When your RV travel prospecting hits a pay streak, you may want to return to the site of your discovery and continue working it and recovering gold or other precious metals. You might wish to file an official mining claim if your discovery was on U.S. federal lands in the Lower 48 states or anywhere in the state of Alaska.
Most RVers have heard of mining claims on U.S. federal lands, i.e., public lands administered by the U.S. Forest Service or Bureau of Land Management. However, people tend to think of staking a mining claim in the abstract and are not sure just how to do it.
There are rules, sometimes both state and federal requirements and procedures, that must be strictly adhered to in order to validate a mining claim and prevent cancellation.

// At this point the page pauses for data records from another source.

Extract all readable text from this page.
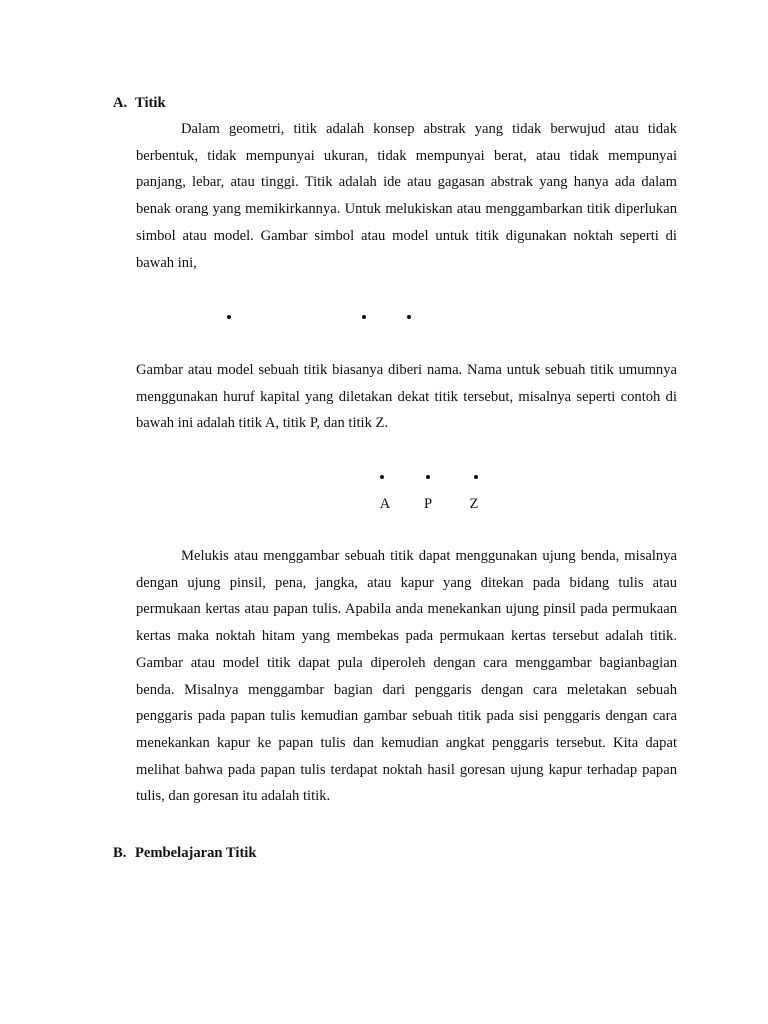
A. Titik

Dalam geometri, titik adalah konsep abstrak yang tidak berwujud atau tidak berbentuk, tidak mempunyai ukuran, tidak mempunyai berat, atau tidak mempunyai panjang, lebar, atau tinggi. Titik adalah ide atau gagasan abstrak yang hanya ada dalam benak orang yang memikirkannya. Untuk melukiskan atau menggambarkan titik diperlukan simbol atau model. Gambar simbol atau model untuk titik digunakan noktah seperti di bawah ini,

Gambar atau model sebuah titik biasanya diberi nama. Nama untuk sebuah titik umumnya menggunakan huruf kapital yang diletakan dekat titik tersebut, misalnya seperti contoh di bawah ini adalah titik A, titik P, dan titik Z.

A	P	Z

Melukis atau menggambar sebuah titik dapat menggunakan ujung benda, misalnya dengan ujung pinsil, pena, jangka, atau kapur yang ditekan pada bidang tulis atau permukaan kertas atau papan tulis. Apabila anda menekankan ujung pinsil pada permukaan kertas maka noktah hitam yang membekas pada permukaan kertas tersebut adalah titik. Gambar atau model titik dapat pula diperoleh dengan cara menggambar bagianbagian benda. Misalnya menggambar bagian dari penggaris dengan cara meletakan sebuah penggaris pada papan tulis kemudian gambar sebuah titik pada sisi penggaris dengan cara menekankan kapur ke papan tulis dan kemudian angkat penggaris tersebut. Kita dapat melihat bahwa pada papan tulis terdapat noktah hasil goresan ujung kapur terhadap papan tulis, dan goresan itu adalah titik.

B. Pembelajaran Titik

Here’s how to file a mining claim
A Placer claim covers up to 20 acres of land and can be used to recover mineral values in stream beds, banks, and old dry stream gravels near the surface.

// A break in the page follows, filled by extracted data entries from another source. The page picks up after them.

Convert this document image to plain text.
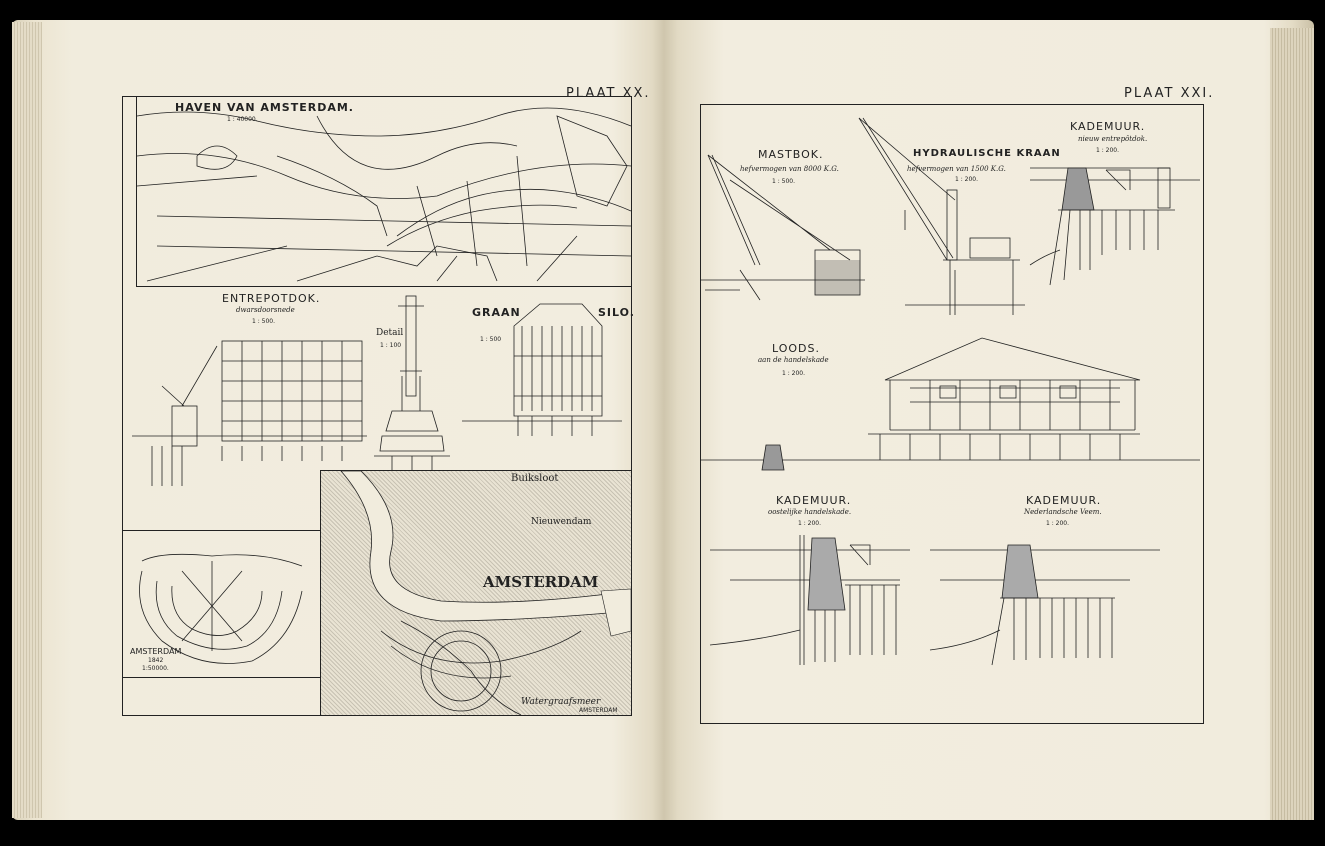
PLAAT XX.
HAVEN VAN AMSTERDAM.
1 : 40000.
ENTREPOTDOK.
dwarsdoorsnede
1 : 500.
Detail
1 : 100
GRAAN	SILO.
1 : 500
AMSTERDAM
1842
1:50000.
Buiksloot
Nieuwendam
AMSTERDAM
Watergraafsmeer
AMSTERDAM
PLAAT XXI.
MASTBOK.
hefvermogen van 8000 K.G.
1 : 500.
HYDRAULISCHE KRAAN
hefvermogen van 1500 K.G.
1 : 200.
KADEMUUR.
nieuw entrepôtdok.
1 : 200.
LOODS.
aan de handelskade
1 : 200.
KADEMUUR.
oostelijke handelskade.
1 : 200.
KADEMUUR.
Nederlandsche Veem.
1 : 200.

A Lode claim covers 1,500 feet in length along a vein or ledge discovered to contain valuable minerals. The width of a lode claim is 600 feet, i.e., 300 feet on either side of the center line of the vein or lode. The end lines of the lode claim must be parallel to qualify for underground extra lateral rights. Those are essentially the legal right to follow the vein or ore shoot as far as it extends, even if that means tunneling underneath or onto another mining claim.
Why the difference?
The differences arise from the nature of mining the two types of claims. Placer claims involve working materials at the surface, often but not always around stream beds. Lode claims are for excavating below the surface to follow veins and ore shoots underground. Thus, the rectangular dimensions surround a mineralized outcropping or exposed fault that dips underground.

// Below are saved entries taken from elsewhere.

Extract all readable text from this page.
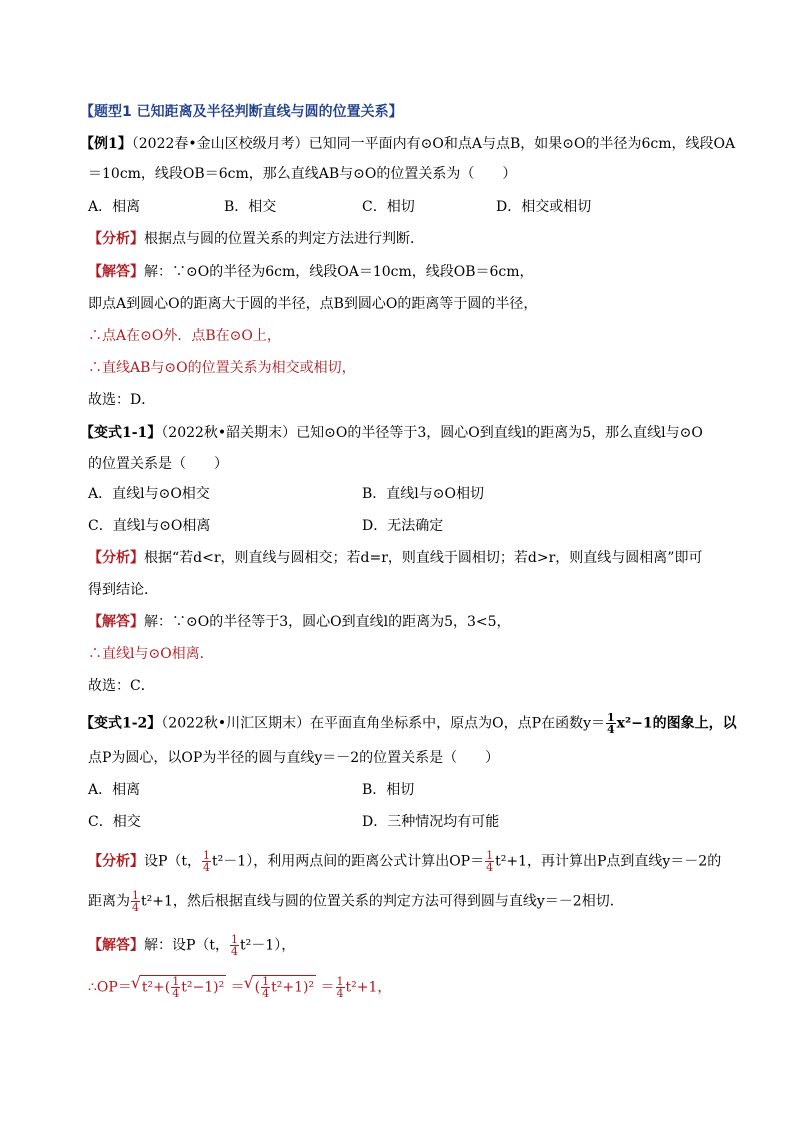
【题型1 已知距离及半径判断直线与圆的位置关系】
【例1】（2022春•金山区校级月考）已知同一平面内有⊙O和点A与点B，如果⊙O的半径为6cm，线段OA
＝10cm，线段OB＝6cm，那么直线AB与⊙O的位置关系为（　　）
A．相离	B．相交	C．相切	D．相交或相切
【分析】根据点与圆的位置关系的判定方法进行判断．
【解答】解：∵⊙O的半径为6cm，线段OA＝10cm，线段OB＝6cm，
即点A到圆心O的距离大于圆的半径，点B到圆心O的距离等于圆的半径，
∴点A在⊙O外．点B在⊙O上，
∴直线AB与⊙O的位置关系为相交或相切，
故选：D．
【变式1-1】（2022秋•韶关期末）已知⊙O的半径等于3，圆心O到直线l的距离为5，那么直线l与⊙O
的位置关系是（　　）
A．直线l与⊙O相交	B．直线l与⊙O相切
C．直线l与⊙O相离	D．无法确定
【分析】根据“若d<r，则直线与圆相交；若d=r，则直线于圆相切；若d>r，则直线与圆相离”即可
得到结论．
【解答】解：∵⊙O的半径等于3，圆心O到直线l的距离为5，3<5，
∴直线l与⊙O相离．
故选：C．
【变式1-2】（2022秋•川汇区期末）在平面直角坐标系中，原点为O，点P在函数$y= \frac{1}{4} x^2-1$的图象上，以
点P为圆心，以OP为半径的圆与直线y＝－2的位置关系是（　　）
A．相离	B．相切
C．相交	D．三种情况均有可能
【分析】设P（t， $\frac{1}{4} t^2-1$），利用两点间的距离公式计算出$OP= \frac{1}{4} t^2+1$，再计算出P点到直线y＝－2的
距离为 $\frac{1}{4} t^2+1$，然后根据直线与圆的位置关系的判定方法可得到圆与直线y＝－2相切．
【解答】解：设P（t， $\frac{1}{4} t^2-1$），
∴OP＝ √ $t^2+( \frac{1}{4} t^2-1)^2$ ＝ √ ( $\frac{1}{4} t^2+1)^2 = \frac{1}{4} t^2+1$，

For a detailed description of filing mining claims on federal lands, you can access online an official U.S. Department of Agriculture Mining Claims Packet at USDA.gov. The U.S. Department of the Interior, Bureau of Land Management (BLM) also publishes a very informative Mining Claims Brochure.
Clearly marking mining claim boundaries as required by law
When you “stake” your claim, you must erect clear markings at the point of valuable mineral location, as well as of the claim boundaries. The rules are specific on what is required and how to do it. If you look this up on the internet, you will often see images of mining claim boundary markers made of PVC plastic pipe. These are no longer legal on U.S. federal lands due to the hazard to wildlife posed by these markers. Use stones or wood posts instead.
Recording a mining claim
There are two requirements here: 1. The claim must be filed or recorded with the County Clerk or Recorder (or, in the case of Alaska, the borough) where the claim is located; and 2. The mining claim must be recorded with the appropriate BLM state office within 90 days of the date of location. In Alaska, claims can be recorded with the BLM district office located in Fairbanks.
Under federal law, location notices must contain the following information:
- The date of physical location
- The names and mailing addresses of the locator(s)
- The name of the claim (e.g., “The Jumping Jack”)
- The type of claim (lode or placer)
- The total acreage included in the claim
- A geographical description of the parcel.
The BLM requires claimants to file copies of the official notice record filed at the county office with the BLM within 90 days of the date of location, along with a map of the claim boundaries. Any changes in claim boundaries or ownership must also be filed with the BLM.
A non-refundable processing fee of $20 is required to record each new claim, as well as a $37 location fee, and a $155 initial maintenance fee, all due at the time of recording. Note that a separate location notice must be filed for each mining claim, and the fees must be paid at the time of filing or else the claim will be declared invalid, which would enable anyone else to file on it.
One added benefit for boondockers is that the 14-day limit for dispersed camping on federal lands does not apply to an RVer who is prospecting or mining on a federal claim.